I propose a two-pronged approach. On the one hand we need to guard against primitive instincts and conditioned emotional responses, to ensure that we don’t act foolishly. On the other hand, we need to develop various intuitive skills that enable us to see clearly and form sound judgments instantly.

The key to cultivating and executing intuitive skills is to remain centered and focused so that we don’t let emotional reactions and destructive impulses overwhelm our judgment. Prayer, mindful meditation, and other forms of spiritual exercises can help develop self-control in times of stress.

Another helpful strategy is to develop a double-vision. We need to maintain a laser-sharp focus on the core issue and relevant facts, but at the same time look at the big picture and remain open to all possibilities. When concentration is wedded to imagination, it will give birth to good intuition.

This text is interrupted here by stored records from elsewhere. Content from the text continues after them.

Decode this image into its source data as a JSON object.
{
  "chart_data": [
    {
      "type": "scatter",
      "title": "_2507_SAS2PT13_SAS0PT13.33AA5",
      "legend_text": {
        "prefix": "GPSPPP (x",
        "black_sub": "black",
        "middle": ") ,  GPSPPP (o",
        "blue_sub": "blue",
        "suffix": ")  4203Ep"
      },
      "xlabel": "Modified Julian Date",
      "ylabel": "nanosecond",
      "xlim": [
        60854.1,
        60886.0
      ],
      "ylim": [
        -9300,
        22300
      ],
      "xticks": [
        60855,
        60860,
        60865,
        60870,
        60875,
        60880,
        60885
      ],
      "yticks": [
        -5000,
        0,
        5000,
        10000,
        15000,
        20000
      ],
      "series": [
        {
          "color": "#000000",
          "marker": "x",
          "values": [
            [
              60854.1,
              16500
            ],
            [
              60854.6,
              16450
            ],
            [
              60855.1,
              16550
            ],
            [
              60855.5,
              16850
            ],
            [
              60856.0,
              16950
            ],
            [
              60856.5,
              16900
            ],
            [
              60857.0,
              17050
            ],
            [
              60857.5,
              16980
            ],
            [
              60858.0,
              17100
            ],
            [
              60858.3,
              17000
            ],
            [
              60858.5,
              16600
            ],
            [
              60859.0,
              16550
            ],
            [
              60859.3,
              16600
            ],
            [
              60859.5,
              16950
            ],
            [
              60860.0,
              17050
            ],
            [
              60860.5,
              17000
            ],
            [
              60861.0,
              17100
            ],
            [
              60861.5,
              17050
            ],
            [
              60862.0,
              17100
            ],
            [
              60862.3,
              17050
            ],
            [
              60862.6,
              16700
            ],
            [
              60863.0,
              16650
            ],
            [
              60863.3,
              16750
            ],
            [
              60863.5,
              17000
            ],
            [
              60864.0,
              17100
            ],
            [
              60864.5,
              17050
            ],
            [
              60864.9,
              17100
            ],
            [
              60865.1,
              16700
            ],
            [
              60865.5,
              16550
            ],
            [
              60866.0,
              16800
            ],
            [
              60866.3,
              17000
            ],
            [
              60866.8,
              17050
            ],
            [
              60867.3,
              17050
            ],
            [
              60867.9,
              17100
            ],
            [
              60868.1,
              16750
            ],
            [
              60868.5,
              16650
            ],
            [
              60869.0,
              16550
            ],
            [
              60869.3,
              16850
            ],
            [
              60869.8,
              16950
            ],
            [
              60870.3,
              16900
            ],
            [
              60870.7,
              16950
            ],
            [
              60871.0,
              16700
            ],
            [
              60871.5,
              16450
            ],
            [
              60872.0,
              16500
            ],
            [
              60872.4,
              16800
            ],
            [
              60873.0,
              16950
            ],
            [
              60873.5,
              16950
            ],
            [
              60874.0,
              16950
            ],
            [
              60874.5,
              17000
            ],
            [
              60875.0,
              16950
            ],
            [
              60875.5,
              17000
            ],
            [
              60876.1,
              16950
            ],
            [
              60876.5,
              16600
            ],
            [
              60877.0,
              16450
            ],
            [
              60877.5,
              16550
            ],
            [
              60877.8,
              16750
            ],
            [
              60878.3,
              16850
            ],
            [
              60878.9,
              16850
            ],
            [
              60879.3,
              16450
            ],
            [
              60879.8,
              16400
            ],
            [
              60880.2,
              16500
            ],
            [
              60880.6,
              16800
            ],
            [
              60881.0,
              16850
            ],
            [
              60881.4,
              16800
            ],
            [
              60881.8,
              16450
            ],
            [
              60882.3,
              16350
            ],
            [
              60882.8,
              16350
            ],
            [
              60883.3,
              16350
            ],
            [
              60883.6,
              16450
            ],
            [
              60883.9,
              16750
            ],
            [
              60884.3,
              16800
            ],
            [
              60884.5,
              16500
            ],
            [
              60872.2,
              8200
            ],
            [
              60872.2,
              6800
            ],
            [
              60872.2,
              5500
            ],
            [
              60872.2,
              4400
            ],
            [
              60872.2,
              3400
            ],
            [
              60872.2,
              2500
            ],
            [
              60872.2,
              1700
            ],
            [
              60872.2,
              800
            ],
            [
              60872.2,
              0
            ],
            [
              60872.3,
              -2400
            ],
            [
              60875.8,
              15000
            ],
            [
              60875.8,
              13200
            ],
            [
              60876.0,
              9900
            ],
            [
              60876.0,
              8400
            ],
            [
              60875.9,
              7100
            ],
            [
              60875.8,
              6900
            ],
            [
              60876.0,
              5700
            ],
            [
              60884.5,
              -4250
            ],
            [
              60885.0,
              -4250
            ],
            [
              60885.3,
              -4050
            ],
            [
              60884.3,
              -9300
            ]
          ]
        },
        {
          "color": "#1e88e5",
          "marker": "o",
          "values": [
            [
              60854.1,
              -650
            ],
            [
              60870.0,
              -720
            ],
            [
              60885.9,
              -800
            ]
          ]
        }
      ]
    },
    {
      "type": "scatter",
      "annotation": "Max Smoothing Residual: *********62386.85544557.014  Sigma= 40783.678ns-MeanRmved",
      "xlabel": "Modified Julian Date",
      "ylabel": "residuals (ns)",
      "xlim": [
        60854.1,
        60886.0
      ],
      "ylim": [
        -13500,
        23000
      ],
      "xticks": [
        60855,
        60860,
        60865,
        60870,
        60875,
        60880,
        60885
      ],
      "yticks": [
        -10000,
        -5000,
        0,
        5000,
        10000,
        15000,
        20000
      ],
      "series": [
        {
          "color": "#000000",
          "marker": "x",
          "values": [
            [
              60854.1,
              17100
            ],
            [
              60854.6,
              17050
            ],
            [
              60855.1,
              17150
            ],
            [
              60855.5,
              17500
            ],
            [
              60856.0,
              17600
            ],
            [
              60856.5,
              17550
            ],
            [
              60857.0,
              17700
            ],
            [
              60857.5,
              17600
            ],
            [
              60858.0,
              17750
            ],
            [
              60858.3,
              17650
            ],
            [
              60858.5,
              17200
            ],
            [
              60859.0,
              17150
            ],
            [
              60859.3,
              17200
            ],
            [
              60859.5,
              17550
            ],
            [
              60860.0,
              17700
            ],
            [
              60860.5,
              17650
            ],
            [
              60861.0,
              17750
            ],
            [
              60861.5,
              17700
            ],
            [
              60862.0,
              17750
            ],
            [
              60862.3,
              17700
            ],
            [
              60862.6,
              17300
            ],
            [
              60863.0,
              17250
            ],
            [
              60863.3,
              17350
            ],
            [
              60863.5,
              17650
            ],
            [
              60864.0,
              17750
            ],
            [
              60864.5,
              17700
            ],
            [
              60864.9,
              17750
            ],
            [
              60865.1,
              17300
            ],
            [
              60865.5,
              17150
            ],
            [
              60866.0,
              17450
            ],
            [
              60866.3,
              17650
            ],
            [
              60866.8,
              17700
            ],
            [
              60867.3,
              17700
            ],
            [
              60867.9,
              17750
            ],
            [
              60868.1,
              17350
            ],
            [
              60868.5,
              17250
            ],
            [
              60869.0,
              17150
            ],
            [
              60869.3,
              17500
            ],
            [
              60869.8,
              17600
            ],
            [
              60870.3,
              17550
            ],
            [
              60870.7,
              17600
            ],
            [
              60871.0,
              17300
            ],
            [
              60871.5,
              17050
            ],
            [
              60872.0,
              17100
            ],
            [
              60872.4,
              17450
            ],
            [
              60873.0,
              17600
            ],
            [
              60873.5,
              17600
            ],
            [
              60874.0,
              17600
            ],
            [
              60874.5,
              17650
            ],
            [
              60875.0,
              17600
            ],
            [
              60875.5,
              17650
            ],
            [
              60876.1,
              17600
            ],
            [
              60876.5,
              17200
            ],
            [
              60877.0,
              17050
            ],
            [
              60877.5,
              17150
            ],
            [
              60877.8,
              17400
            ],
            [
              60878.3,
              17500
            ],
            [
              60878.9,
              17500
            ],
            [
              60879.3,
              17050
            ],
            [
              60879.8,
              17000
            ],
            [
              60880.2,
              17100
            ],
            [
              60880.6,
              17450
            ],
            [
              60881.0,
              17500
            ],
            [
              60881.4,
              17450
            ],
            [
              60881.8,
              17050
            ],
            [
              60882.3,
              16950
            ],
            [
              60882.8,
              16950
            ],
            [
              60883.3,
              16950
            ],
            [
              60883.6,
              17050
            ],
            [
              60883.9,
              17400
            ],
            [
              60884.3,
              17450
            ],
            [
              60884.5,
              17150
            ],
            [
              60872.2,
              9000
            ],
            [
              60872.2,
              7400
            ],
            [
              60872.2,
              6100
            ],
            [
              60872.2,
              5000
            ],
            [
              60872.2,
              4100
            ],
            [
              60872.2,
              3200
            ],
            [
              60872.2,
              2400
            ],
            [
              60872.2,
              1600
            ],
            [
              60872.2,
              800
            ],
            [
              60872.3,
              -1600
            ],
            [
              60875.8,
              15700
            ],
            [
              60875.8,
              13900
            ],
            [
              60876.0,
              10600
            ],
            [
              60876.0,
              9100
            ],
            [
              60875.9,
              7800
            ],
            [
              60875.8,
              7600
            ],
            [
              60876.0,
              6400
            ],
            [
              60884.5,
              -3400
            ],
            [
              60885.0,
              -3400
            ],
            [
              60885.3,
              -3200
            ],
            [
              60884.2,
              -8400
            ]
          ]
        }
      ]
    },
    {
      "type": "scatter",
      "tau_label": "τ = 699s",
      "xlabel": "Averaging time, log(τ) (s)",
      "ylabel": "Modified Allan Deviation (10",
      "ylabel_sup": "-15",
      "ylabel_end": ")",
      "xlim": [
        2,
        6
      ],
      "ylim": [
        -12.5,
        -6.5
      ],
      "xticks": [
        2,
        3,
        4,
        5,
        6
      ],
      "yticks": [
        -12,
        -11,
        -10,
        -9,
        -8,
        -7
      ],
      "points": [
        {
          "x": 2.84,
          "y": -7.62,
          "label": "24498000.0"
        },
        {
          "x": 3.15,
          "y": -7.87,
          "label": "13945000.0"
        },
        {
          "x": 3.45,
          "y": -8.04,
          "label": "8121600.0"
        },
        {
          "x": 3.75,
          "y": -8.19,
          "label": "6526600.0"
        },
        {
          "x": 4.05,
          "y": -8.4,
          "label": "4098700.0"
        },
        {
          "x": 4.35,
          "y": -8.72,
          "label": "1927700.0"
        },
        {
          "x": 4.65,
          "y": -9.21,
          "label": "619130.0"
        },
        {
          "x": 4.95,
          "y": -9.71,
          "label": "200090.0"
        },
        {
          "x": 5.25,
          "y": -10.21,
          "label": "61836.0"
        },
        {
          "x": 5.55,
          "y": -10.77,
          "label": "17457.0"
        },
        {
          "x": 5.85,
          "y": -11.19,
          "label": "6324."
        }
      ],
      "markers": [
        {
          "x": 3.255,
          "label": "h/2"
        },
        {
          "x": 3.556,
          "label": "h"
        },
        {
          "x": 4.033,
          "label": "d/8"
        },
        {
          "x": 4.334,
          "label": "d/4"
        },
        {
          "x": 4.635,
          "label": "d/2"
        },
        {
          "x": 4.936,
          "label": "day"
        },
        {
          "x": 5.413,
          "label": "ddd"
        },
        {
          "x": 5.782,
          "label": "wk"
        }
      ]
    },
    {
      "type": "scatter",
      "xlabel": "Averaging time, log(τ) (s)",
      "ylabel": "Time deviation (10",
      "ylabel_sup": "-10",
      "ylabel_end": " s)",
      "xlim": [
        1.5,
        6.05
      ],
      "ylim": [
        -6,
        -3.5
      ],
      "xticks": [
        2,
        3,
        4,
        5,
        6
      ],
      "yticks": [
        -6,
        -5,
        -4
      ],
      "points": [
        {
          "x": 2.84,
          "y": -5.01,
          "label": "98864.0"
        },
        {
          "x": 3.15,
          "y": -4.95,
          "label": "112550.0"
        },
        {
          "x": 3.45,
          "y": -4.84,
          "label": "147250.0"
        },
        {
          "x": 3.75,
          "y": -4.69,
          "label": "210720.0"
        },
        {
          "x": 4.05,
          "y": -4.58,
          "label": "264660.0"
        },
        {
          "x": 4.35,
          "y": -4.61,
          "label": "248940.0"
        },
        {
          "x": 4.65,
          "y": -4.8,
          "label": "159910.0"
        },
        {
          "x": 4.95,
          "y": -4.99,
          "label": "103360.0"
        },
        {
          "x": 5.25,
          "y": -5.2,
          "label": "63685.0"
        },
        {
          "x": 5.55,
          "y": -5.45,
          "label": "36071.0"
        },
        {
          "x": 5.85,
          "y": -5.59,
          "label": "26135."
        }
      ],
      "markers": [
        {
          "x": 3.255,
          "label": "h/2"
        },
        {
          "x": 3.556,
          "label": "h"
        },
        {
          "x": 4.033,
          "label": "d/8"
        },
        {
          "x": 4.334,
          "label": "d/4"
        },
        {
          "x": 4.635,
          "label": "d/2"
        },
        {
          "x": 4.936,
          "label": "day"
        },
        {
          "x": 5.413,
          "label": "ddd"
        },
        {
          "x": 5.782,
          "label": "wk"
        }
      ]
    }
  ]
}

These two strategies only prepare the ground for intuition to sprout; it takes a great deal of learning and practice before intuitive skills become our second nature. Just watch the performance of a champion gymnast or concert pianist! With lots of practice, deliberate and conscious reasoning may eventually become automatic and unconscious intuition (Kahnemann, 2003). How these two cognitive systems interact and support each other pose a real challenge to researchers.

I want to end this essay with a word of warning. In view of the perils of intuition (Myers, 2002), we always need to reflect and monitor to make sure that our unconscious impulses and snap judgments service the conscious self. Intuition can be a powerful tool for survival and success, only when it is properly cultivated and harnessed.